Prior to Padre’s ardent jackfruit campaign, he was involved with the rain-water harvesting movement, encouraging non-chemical farming methods such as vermicomposting and was also one of the earliest to sound the alarm on Kerala’s endosulfan tragedy. All this through his 25 years as editor of Adike Patrike , a Kannada agricultural magazine written by farmers and circulated among the farming community in seven districts around Puttur in South Karnataka. For his work, he was recently awarded the fourth Disha Green Globe Award 2013, a biennial award conferred by Kochi-based NGO Disha Global.

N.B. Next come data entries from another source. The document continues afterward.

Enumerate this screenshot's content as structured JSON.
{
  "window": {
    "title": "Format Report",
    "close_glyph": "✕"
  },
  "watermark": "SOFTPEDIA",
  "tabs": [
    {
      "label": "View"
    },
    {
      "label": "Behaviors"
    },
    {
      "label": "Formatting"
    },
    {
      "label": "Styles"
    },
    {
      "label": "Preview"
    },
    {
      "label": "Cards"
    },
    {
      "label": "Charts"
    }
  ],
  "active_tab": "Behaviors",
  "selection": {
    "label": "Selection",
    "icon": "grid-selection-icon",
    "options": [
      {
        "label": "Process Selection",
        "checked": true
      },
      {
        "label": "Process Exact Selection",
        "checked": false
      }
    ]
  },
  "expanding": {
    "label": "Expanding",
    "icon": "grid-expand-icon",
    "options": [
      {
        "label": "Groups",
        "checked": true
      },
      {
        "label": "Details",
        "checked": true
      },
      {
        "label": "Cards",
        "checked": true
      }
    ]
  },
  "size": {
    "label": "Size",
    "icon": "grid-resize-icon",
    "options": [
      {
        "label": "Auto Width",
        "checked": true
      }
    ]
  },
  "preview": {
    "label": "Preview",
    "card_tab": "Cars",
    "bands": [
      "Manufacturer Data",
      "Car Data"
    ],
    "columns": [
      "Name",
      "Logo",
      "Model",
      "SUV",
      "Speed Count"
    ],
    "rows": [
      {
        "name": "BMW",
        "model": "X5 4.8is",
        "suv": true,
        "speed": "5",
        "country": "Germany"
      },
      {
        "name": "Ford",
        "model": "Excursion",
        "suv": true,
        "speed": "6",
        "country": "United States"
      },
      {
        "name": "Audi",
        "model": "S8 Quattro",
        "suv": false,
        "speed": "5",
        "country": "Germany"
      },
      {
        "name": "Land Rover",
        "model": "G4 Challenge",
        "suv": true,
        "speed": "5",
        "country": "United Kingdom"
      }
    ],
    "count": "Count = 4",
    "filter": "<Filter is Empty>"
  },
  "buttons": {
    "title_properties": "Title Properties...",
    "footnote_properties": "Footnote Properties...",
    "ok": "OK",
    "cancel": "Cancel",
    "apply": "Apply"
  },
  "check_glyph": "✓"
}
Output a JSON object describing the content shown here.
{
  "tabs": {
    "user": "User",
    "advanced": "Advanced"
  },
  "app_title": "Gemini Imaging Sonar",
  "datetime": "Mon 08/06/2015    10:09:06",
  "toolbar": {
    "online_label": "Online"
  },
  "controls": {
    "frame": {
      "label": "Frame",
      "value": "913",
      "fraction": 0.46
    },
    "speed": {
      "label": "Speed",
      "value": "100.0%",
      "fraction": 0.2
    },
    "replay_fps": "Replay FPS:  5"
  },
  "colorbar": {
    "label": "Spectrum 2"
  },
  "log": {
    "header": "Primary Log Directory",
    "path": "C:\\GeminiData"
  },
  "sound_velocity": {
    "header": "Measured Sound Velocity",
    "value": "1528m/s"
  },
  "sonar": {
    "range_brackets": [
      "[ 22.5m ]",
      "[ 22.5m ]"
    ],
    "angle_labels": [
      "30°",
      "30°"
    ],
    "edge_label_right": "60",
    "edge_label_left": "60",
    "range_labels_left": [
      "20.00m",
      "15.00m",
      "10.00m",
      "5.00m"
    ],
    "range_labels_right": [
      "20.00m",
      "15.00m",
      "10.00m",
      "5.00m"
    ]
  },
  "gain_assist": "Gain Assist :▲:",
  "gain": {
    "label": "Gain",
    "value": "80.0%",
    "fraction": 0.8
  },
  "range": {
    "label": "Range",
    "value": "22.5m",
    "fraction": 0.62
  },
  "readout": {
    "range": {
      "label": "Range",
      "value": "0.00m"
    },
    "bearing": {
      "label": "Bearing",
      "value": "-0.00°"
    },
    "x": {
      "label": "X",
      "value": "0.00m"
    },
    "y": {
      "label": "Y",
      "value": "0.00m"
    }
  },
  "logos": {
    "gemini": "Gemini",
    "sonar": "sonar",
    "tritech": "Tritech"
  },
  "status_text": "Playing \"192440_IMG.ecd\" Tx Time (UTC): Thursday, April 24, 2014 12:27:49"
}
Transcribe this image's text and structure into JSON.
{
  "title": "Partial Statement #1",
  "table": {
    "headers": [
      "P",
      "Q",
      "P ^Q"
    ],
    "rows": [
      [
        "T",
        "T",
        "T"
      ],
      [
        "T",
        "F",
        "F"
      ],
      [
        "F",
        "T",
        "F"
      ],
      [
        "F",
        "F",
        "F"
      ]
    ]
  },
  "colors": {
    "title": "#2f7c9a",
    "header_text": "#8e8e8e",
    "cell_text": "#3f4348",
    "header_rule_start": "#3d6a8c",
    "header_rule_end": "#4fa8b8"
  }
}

Criminal wastage “I’m not a jackfruit gobbler,” confesses Padre. “But I am passionate about it because in India, we experience so many anxieties over food. It is then criminal that we waste approximately 75 per cent of the jackfruit we produce.” The problem, Padre observes, is that a clear-cut picture of the cultivation area of jackfruit in India is difficult to estimate. In most farms in Kerala, Karnataka and Maharashtra, jackfruit trees are often scattered across the plot but rarely actively cultivated. But all three states have a rich history and variety of jackfruit. “Keralites won’t forget jackfruit easily. When other crops failed, this was the staple,” he says.
In Vidharbha, Maharashtra, Padre says farmers who had invested in a handful of jackfruit trees survived the recent drought better than their counterparts did. “A fecund jackfruit tree fetches a farmer Rs. 2,000 to Rs. 5,000. All that the tree requires in return is periodic flood irrigation and one or two manure applications,” he says. Moreover, the sale of jackfruit increases when it is even minimally processed. “It’s important to reduce the gap between mouth and hand. Thus vendors who simply cut and chopped the jackfruit into bulbs and applied lime to prevent browning, increased their sales by 50 per cent,” he says.
In this regard, technology has come to jackfruit’s rescue. Jackfruit evangelists such as Joseph Luckose and James Joseph have been actively involved in processing and packaging jackfruit for later use. “Just by dehydrating jackfruit, we are able to readily use it in homes. The ripe jackfruit should be reintroduced as a table fruit and the raw jackfruit can be used just as vegetable is. In its pulped version, it can be used to make ice-cream, pappad, rolls etc. Once you teach the housewife the potential of jackfruit pulp, the imagination is your limit in terms of recipes. Serving it at high-end hotels also lends an aspirational value to the common-man’s fruit.” Padre adds that pulping jackfruit could additionally provide employment and income for labourers during the months that the fruit isn’t harvested.
Adike Patrike has also been instrumental in Padre’s jackfruit campaign. It has collected success stories from across the world, especially nations such as Indonesia, Sri Lanka, Vietnam and Philippines through its “pen-to-the-farmer” process, where those who farm are taught to write their stories. “We ventured into this kind of ‘self-help journalism’ because we found that agricultural journalism till then was such that those who wrote didn’t farm and those who farmed didn’t write,” says Padre.
With farmers themselves narrating their difficulties and success, the approach to journalism grew more hands-on and readers were even able to replicate farmers’ experiences. “Just as tapioca has had a second-coming in Indian homes, the day that India doesn’t waste jackfruit is the one I’m looking forward to,” closes Padre.